Party spokesperson Manish Tiwari said, The Gujarat government is pulling out all stops to see that the truth about the Gujarat massacre remains buried forever. We had earlier pointed out that the allegations made by Sanjiv Bhatt are extremely serious in nature because they deal with obstruction of justice.

Union Home Minister P. Chidambaram recently accused the Gujarat government of persecuting IPS officers and said that until the officers took the matter to the Centre there was little he could do.

Political foes

Undoubtedly, Haren Pandya was a thorn in Modi's side. He was a staunch supporter of Keshubhai Patel, a colleague in the State BJP with whom Modi has not had very warm relations. Pandya and Modi had bitter differences, mainly over the Ellisbridge constituency which Modi believed was a safe BJP seat and felt Pandya should let him contest from it. Pandya refused. Although Pandya supposedly played a significant role in orchestrating the riots once they started, he was never rewarded for that. In fact, he was not given the party ticket to contest the 2002 Assembly elections and was further sidelined when the BJP came to power.

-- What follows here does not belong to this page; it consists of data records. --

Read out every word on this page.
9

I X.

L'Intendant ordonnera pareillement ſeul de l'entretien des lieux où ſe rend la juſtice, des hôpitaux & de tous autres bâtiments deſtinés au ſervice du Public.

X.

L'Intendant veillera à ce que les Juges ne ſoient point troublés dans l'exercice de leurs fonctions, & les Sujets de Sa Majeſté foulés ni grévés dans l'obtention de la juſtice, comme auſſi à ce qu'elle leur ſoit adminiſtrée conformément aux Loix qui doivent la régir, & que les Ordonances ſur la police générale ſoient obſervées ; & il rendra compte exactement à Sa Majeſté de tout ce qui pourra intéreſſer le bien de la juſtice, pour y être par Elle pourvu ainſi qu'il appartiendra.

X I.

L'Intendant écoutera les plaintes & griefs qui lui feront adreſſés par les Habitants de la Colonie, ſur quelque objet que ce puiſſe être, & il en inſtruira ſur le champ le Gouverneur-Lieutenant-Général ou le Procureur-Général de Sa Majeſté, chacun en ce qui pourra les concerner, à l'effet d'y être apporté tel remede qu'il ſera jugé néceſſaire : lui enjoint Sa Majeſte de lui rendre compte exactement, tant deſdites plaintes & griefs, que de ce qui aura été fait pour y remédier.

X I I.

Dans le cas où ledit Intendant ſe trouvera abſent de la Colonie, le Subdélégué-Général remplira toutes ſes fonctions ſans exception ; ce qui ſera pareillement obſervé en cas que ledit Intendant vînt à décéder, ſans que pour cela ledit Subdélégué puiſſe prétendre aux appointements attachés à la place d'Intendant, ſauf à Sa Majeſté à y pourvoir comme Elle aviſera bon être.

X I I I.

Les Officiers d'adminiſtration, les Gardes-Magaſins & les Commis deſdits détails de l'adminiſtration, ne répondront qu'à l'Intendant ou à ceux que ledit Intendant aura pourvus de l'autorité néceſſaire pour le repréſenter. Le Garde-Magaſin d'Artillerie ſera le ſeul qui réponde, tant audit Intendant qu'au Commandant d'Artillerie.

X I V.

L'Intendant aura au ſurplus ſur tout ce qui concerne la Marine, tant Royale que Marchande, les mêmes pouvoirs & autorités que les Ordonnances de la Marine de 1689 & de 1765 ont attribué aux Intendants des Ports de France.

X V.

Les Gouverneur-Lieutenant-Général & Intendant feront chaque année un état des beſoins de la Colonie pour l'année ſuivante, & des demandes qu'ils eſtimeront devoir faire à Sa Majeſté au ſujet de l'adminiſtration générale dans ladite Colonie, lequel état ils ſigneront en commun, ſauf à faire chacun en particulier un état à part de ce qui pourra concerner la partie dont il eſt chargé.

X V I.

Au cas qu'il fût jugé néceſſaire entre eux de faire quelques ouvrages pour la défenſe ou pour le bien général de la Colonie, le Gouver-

Pandya's murder in 2002 came soon after the riots and most people were convinced it was a vendetta killing in response to his active participation in the murder of more than 1,000 Muslims. Gunmen led by one Asghar Ali reportedly stopped his car and shot him in broad daylight. A dozen men, mostly from Hyderabad, were convicted for the murder.

On August 29, 2011, a Division Bench of the Gujarat High Court dropped the murder charges (under Section 302 of the Indian Penal Code) against all of them, noting that the prosecution had failed to prove the commission of murder by the accused beyond doubt and that the investigation was botched up. However, the Division Bench retained all the other charges, including those under the Prevention of Terrorism Act (POTA), Section 307 of the IPC (attempt to murder) and Section 120-B (criminal conspiracy).

The POTA court had given the life sentence to Asghar Ali. The Bench reduced the sentence to seven years' rigorous imprisonment in the case of Asghar Ali. For the remaining 11, the sentences were reduced to the period they have already spent in jails.

The two judges said the investigating officers ought to be held accountable for their ineptitude resulting in injustice, harassment of many persons and enormous waste of public resources and time of the courts. The judgment, they said, was based completely on scientific evidence. An activist said that the judge presiding over the POTA court had convicted these men on the basis of just one eyewitness account. We have maintained from the beginning that it was a political murder, not vengeance by Muslims over the Gujarat communal carnage as claimed and projected by the government, said Asaduddin Owaisi, a Member of Parliament from Hyderabad.

Owaisi, who helped the accused from Hyderabad fight the eight-year-long legal battle, said: Now there are bigger questions that have to be answered. Why did the government of Andhra Pradesh cooperate in the conspiracy hatched by the Narendra Modi government to make people from Hyderabad accused in cases that had nothing to do with them? The other question is about the biased investigation carried out by the CBI [Central Bureau of Investigation]. The UPA [United Progressive Alliance] government should find out why the CBI officials followed the local police line in this case, he said. I don't know whether the scars of accusations and trial will ever heal.

The implications of the judgment for Modi are still unclear. It does perhaps vindicate the stand that maybe Pandya was not murdered by Muslims and there could be a larger agenda behind the killing. The timing worked for the conspirators as the riots had just taken place and elections were looming large.

Meanwhile, another salvo has been fired at Modi in the form of the appointment of a Lokayukta by Gujarat Governor Kamla Beniwal. The BJP has called it undemocratic and has accused Kamla Beniwal of violating the federal structure. Are Modi's days numbered? For now it appears he will remain a big fish in a small pond. But the writing is clearly on the wall.